Lorsqu’il n’y a pas de relation de confiance installée, on préfère laisser des comportements toxiques se développer par crainte de rupture. C’est malheureusement ainsi que les situations conflictuelles s’enveniment :  c’est pourquoi il faut remettre en question les comportements, en les détachant des personnes qui en sont responsables (ils ne sont heureusement pas irréversibles).

  • Energie concentrée sur ce qui ne dépend pas de nous

Réclamer ce qu’on n’a pas aux autres, sans entretenir ce qu’on a déjà pour avancer est une stratégie vouée à l’échec. En effet, parce qu’on n’a aucun pouvoir direct sur les décisions institutionnelles, demander qu’elles changent, sans agir à son niveau, empêche de percevoir les progrès que l’on fait, et finit par décourager l’ensemble des efforts fournis.

  • Manque de renouvellement des modes d’action

Il y a beaucoup de réflexes militants qu’on ne questionne plus, même lorsque les résultats ne sont pas au rendez-vous :  ces répétitions finissent par épuiser les forces d’engagement sur le long terme.

  • Concentration des pouvoirs et de la charge mentale sur une poignée de personnes

Outre les risques liés aux abus et au culte de la personnalité, ceci empêche à la fois la distribution du pouvoir et l’émergence de nouveaux leaders capables d’augmenter la force collective.
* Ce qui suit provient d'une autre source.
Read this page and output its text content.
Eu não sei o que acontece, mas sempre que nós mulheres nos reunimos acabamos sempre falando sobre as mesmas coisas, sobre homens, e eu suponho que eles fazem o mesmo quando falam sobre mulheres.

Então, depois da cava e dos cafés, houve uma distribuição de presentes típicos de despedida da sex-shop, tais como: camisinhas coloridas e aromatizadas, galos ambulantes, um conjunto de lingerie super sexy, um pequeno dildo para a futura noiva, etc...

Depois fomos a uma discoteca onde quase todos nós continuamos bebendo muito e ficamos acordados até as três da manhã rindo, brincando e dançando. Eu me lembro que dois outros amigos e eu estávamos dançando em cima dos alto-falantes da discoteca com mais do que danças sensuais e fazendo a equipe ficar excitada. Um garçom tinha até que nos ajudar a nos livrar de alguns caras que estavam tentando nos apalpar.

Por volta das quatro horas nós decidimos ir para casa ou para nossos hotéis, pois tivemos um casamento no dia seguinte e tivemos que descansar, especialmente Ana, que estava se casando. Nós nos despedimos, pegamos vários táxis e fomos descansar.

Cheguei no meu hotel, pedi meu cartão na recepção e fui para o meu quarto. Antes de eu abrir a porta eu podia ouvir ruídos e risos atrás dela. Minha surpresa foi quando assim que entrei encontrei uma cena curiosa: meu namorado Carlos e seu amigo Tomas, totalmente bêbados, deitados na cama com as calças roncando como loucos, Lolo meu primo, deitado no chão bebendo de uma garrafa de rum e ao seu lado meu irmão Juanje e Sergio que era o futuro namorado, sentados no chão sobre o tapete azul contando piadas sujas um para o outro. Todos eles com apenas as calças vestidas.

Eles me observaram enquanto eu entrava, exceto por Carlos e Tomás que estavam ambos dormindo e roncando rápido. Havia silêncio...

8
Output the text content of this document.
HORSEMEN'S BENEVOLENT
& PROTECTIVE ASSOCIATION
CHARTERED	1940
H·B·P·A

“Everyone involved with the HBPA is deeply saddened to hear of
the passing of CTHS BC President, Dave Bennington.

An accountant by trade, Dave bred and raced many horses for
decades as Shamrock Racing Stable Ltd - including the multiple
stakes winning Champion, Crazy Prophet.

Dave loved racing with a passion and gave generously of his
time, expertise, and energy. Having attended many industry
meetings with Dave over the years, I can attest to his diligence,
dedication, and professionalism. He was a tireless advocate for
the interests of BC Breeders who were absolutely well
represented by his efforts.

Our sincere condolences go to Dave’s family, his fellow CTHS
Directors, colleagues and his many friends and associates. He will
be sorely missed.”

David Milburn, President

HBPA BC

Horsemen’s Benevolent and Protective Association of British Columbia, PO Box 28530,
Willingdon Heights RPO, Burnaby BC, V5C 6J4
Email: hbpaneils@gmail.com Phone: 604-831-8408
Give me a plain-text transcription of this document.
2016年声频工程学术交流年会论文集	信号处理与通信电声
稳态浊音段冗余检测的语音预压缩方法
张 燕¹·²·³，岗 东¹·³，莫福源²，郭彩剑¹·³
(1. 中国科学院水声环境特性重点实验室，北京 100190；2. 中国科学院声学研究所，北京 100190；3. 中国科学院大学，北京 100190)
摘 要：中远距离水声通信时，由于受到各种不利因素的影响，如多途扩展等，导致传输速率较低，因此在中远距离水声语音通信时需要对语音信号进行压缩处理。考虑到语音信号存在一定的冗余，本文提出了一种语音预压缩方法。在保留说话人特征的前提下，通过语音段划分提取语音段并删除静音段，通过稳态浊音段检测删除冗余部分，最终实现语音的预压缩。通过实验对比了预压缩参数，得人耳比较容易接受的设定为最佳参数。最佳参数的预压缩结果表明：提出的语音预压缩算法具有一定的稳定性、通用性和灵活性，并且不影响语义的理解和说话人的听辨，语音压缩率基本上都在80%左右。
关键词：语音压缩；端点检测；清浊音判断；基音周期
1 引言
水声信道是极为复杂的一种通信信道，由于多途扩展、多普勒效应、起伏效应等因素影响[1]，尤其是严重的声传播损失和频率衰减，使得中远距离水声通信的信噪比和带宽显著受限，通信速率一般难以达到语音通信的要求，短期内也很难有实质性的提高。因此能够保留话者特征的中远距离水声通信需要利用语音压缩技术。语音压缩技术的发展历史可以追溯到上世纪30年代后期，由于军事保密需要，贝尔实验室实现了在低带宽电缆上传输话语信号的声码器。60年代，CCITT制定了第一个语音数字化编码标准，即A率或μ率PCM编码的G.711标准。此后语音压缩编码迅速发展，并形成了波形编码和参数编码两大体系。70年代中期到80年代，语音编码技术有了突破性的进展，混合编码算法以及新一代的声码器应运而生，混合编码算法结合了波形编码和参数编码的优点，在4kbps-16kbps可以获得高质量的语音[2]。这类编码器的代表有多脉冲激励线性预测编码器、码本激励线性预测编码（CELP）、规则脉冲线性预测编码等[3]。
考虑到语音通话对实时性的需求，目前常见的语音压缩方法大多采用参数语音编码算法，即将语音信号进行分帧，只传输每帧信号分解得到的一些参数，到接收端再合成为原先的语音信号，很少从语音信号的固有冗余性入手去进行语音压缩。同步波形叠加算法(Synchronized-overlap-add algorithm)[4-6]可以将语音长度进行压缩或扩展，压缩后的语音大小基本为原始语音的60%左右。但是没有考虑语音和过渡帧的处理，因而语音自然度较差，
  • Critiques non constructives

Lorsque les critiques sont émises uniquement pour se soulager en rabaissant autrui, et non dans le but d’une réussite collective, elles peuvent être perçues comme violentes par celleux qui les reçoivent et entraver toute construction de lien et/ou de projet commun.

  • Marché militant segmenté mais non ciblé

Aujourd’hui, notre environnement militant fonctionne comme un marché où tout le monde se dispute les parts, mais où personne (ou presque) ne se pose la question des besoins du public qu’on cible. Cette logique hyperconcurrentielle empêche toute construction de pouvoir collectif durable, en plus de ne pas répondre aux problématiques communes.

  • Invasion de la vie militante dans la vie privée

Que des liens d’ordre privé se créent dans un environnement militant n’est pas un problème. Mais que des militants se mêlent de la vie privée d’autrui, ou que la vie militante ne laisse plus de place à une vie privée peut s’avérer destructeur. Le développement collectif ne doit jamais être prétexte pour des sacrifices individuels ; lutter pour une justice sociale en laissant des individus sur le bas-côté n’a aucun sens.